Jean, I very much imagine that at the point when you stop formally ministering, and even if you opted to camp out under the High Altar, that you couldn't be such a poor force as 'Rev Retired'. I am aware of a rule of etiquette that directs that an outgoing cleric moves from the parish for the duration of their successors tenure. We had one such vicar and wife combo, and they did just that - and returned after that time. Cleric died but wife is now a significant force for good in that parish where her husband had previously ministered.

Equally, I have seen what you have detailed. My mum is a warden in a parish where the last geezer had to be told in fairly strong terms to 'sod off'. He finally did.

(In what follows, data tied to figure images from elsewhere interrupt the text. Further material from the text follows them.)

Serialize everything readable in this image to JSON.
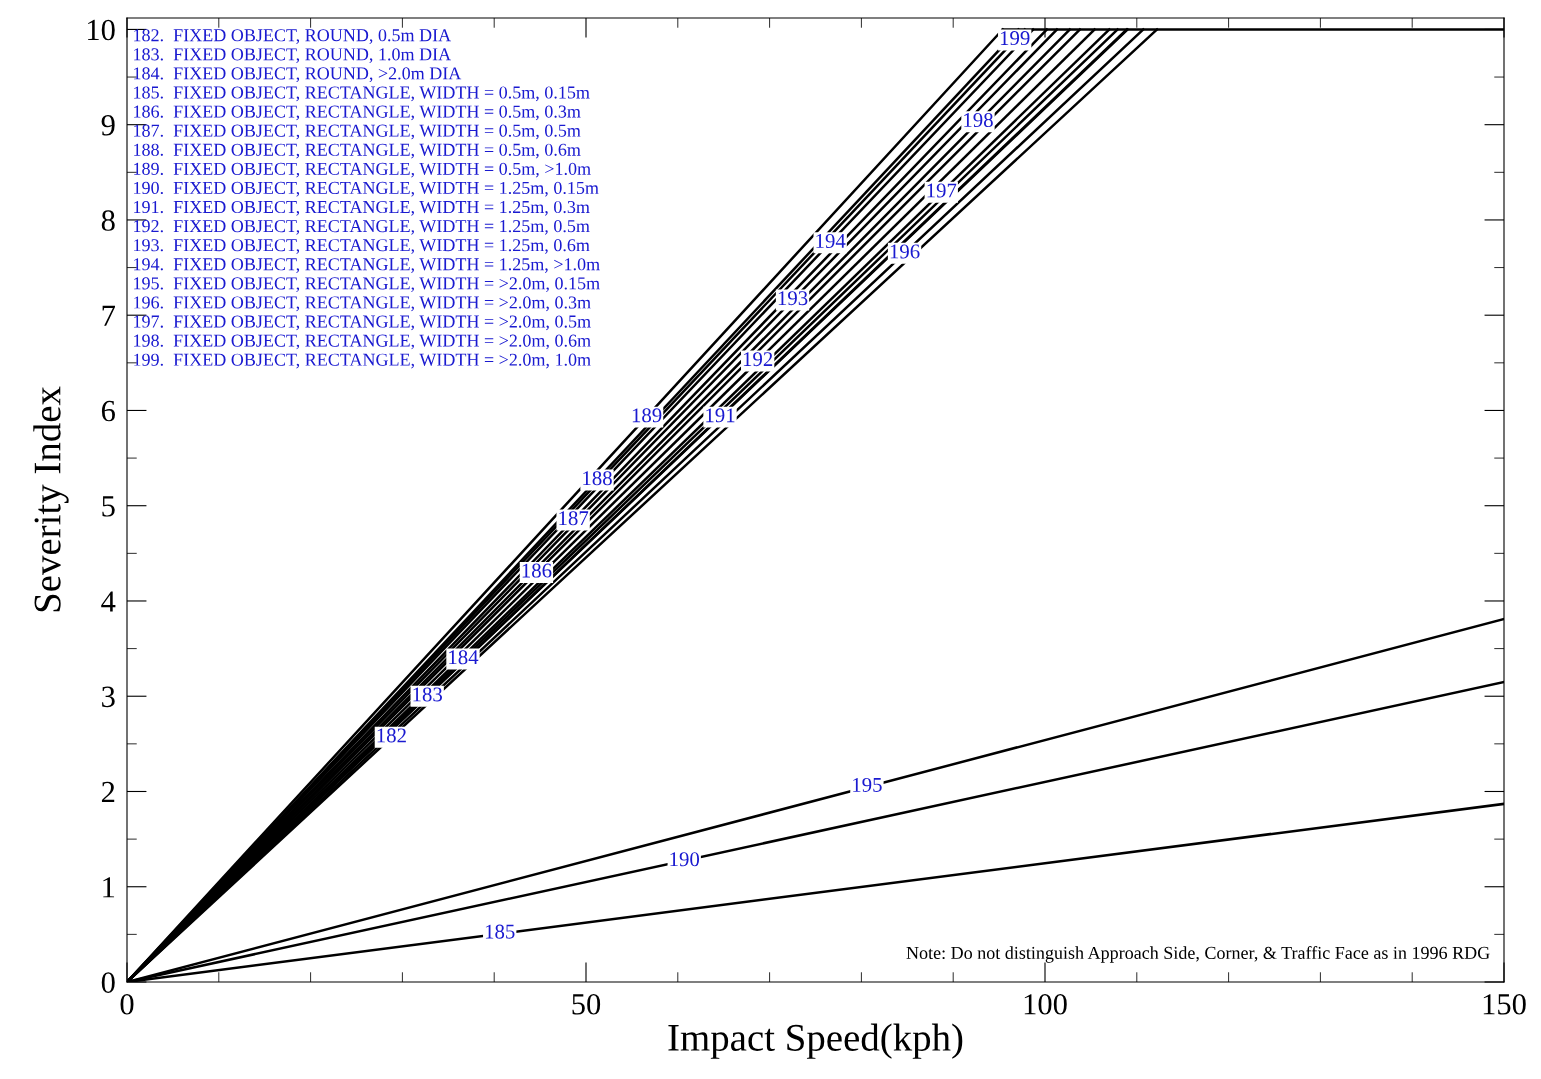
{
  "chart_data": {
    "type": "line",
    "xlabel": "Impact Speed(kph)",
    "ylabel": "Severity Index",
    "xlim": [
      0,
      150
    ],
    "ylim": [
      0,
      10.12
    ],
    "xticks": [
      0,
      50,
      100,
      150
    ],
    "yticks": [
      0,
      1,
      2,
      3,
      4,
      5,
      6,
      7,
      8,
      9,
      10
    ],
    "grid": false,
    "legend": false,
    "marker": "none",
    "line_style": "solid",
    "series": [
      {
        "color": "#000000",
        "x": [
          0,
          112.2
        ],
        "values": [
          0,
          10
        ]
      },
      {
        "color": "#000000",
        "x": [
          0,
          109.0
        ],
        "values": [
          0,
          10
        ]
      },
      {
        "color": "#000000",
        "x": [
          0,
          107.9
        ],
        "values": [
          0,
          10
        ]
      },
      {
        "color": "#000000",
        "x": [
          0,
          150
        ],
        "values": [
          0,
          1.87
        ]
      },
      {
        "color": "#000000",
        "x": [
          0,
          103.8
        ],
        "values": [
          0,
          10
        ]
      },
      {
        "color": "#000000",
        "x": [
          0,
          100.2
        ],
        "values": [
          0,
          10
        ]
      },
      {
        "color": "#000000",
        "x": [
          0,
          97.1
        ],
        "values": [
          0,
          10
        ]
      },
      {
        "color": "#000000",
        "x": [
          0,
          95.4
        ],
        "values": [
          0,
          10
        ]
      },
      {
        "color": "#000000",
        "x": [
          0,
          150
        ],
        "values": [
          0,
          3.15
        ]
      },
      {
        "color": "#000000",
        "x": [
          0,
          108.9
        ],
        "values": [
          0,
          10
        ]
      },
      {
        "color": "#000000",
        "x": [
          0,
          105.4
        ],
        "values": [
          0,
          10
        ]
      },
      {
        "color": "#000000",
        "x": [
          0,
          101.3
        ],
        "values": [
          0,
          10
        ]
      },
      {
        "color": "#000000",
        "x": [
          0,
          98.7
        ],
        "values": [
          0,
          10
        ]
      },
      {
        "color": "#000000",
        "x": [
          0,
          150
        ],
        "values": [
          0,
          3.81
        ]
      },
      {
        "color": "#000000",
        "x": [
          0,
          110.7
        ],
        "values": [
          0,
          10
        ]
      },
      {
        "color": "#000000",
        "x": [
          0,
          107.0
        ],
        "values": [
          0,
          10
        ]
      },
      {
        "color": "#000000",
        "x": [
          0,
          102.7
        ],
        "values": [
          0,
          10
        ]
      },
      {
        "color": "#000000",
        "x": [
          0,
          97.8
        ],
        "values": [
          0,
          10
        ]
      },
      {
        "color": "#000000",
        "x": [
          95.4,
          150
        ],
        "values": [
          10,
          10
        ]
      }
    ],
    "annotations": [
      "182.  FIXED OBJECT, ROUND, 0.5m DIA",
      "183.  FIXED OBJECT, ROUND, 1.0m DIA",
      "184.  FIXED OBJECT, ROUND, >2.0m DIA",
      "185.  FIXED OBJECT, RECTANGLE, WIDTH = 0.5m, 0.15m",
      "186.  FIXED OBJECT, RECTANGLE, WIDTH = 0.5m, 0.3m",
      "187.  FIXED OBJECT, RECTANGLE, WIDTH = 0.5m, 0.5m",
      "188.  FIXED OBJECT, RECTANGLE, WIDTH = 0.5m, 0.6m",
      "189.  FIXED OBJECT, RECTANGLE, WIDTH = 0.5m, >1.0m",
      "190.  FIXED OBJECT, RECTANGLE, WIDTH = 1.25m, 0.15m",
      "191.  FIXED OBJECT, RECTANGLE, WIDTH = 1.25m, 0.3m",
      "192.  FIXED OBJECT, RECTANGLE, WIDTH = 1.25m, 0.5m",
      "193.  FIXED OBJECT, RECTANGLE, WIDTH = 1.25m, 0.6m",
      "194.  FIXED OBJECT, RECTANGLE, WIDTH = 1.25m, >1.0m",
      "195.  FIXED OBJECT, RECTANGLE, WIDTH = >2.0m, 0.15m",
      "196.  FIXED OBJECT, RECTANGLE, WIDTH = >2.0m, 0.3m",
      "197.  FIXED OBJECT, RECTANGLE, WIDTH = >2.0m, 0.5m",
      "198.  FIXED OBJECT, RECTANGLE, WIDTH = >2.0m, 0.6m",
      "199.  FIXED OBJECT, RECTANGLE, WIDTH = >2.0m, 1.0m",
      {
        "text": "182",
        "x": 28.8,
        "y": 2.57
      },
      {
        "text": "183",
        "x": 32.7,
        "y": 3.0
      },
      {
        "text": "184",
        "x": 36.6,
        "y": 3.39
      },
      {
        "text": "185",
        "x": 40.6,
        "y": 0.51
      },
      {
        "text": "186",
        "x": 44.6,
        "y": 4.3
      },
      {
        "text": "187",
        "x": 48.6,
        "y": 4.85
      },
      {
        "text": "188",
        "x": 51.2,
        "y": 5.27
      },
      {
        "text": "189",
        "x": 56.6,
        "y": 5.93
      },
      {
        "text": "190",
        "x": 60.7,
        "y": 1.27
      },
      {
        "text": "191",
        "x": 64.6,
        "y": 5.93
      },
      {
        "text": "192",
        "x": 68.7,
        "y": 6.52
      },
      {
        "text": "193",
        "x": 72.5,
        "y": 7.16
      },
      {
        "text": "194",
        "x": 76.6,
        "y": 7.76
      },
      {
        "text": "195",
        "x": 80.6,
        "y": 2.05
      },
      {
        "text": "196",
        "x": 84.7,
        "y": 7.65
      },
      {
        "text": "197",
        "x": 88.7,
        "y": 8.29
      },
      {
        "text": "198",
        "x": 92.7,
        "y": 9.03
      },
      {
        "text": "199",
        "x": 96.7,
        "y": 9.89
      },
      "Note: Do not distinguish Approach Side, Corner, & Traffic Face as in 1996 RDG"
    ]
  }
}
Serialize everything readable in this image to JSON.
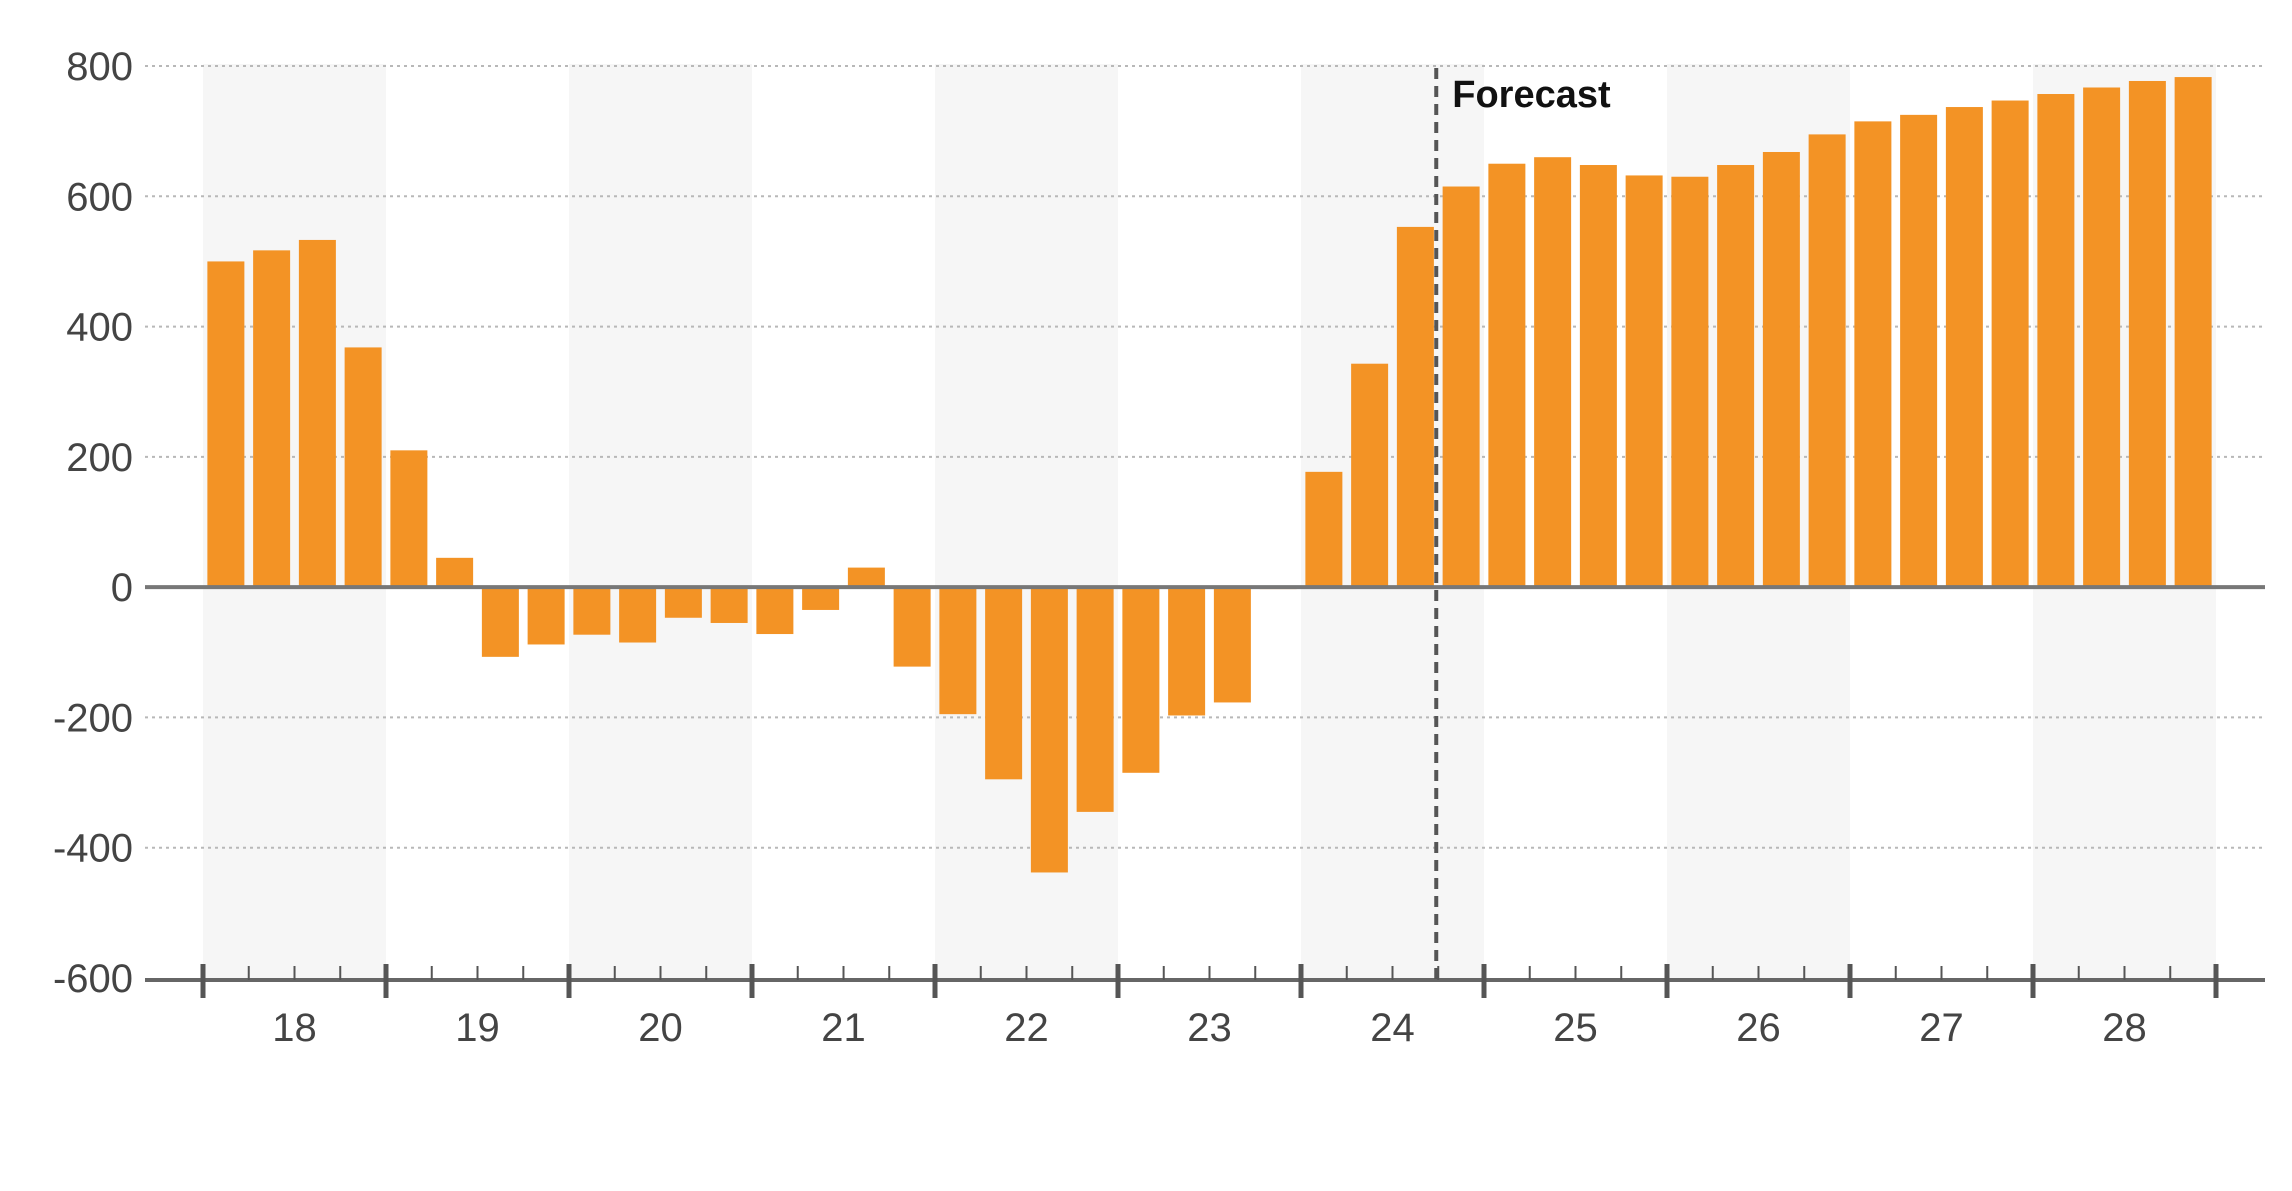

As a last thought, (and from one now planning to move), that to remain in a geographic location would be advantageous and alluring even - but for anyone else except an outgoing priest. We are, during our time, the holders of the 'pastoral knowledge', but in the end merely travellers on the road - needing to move on. To retire would have to mean to move too or else you just end up being the unpaid, unvalidated vestige of a ministry that has no strength or discernment to end.

None of the above could or would apply to you; of that I am pretty sure!!!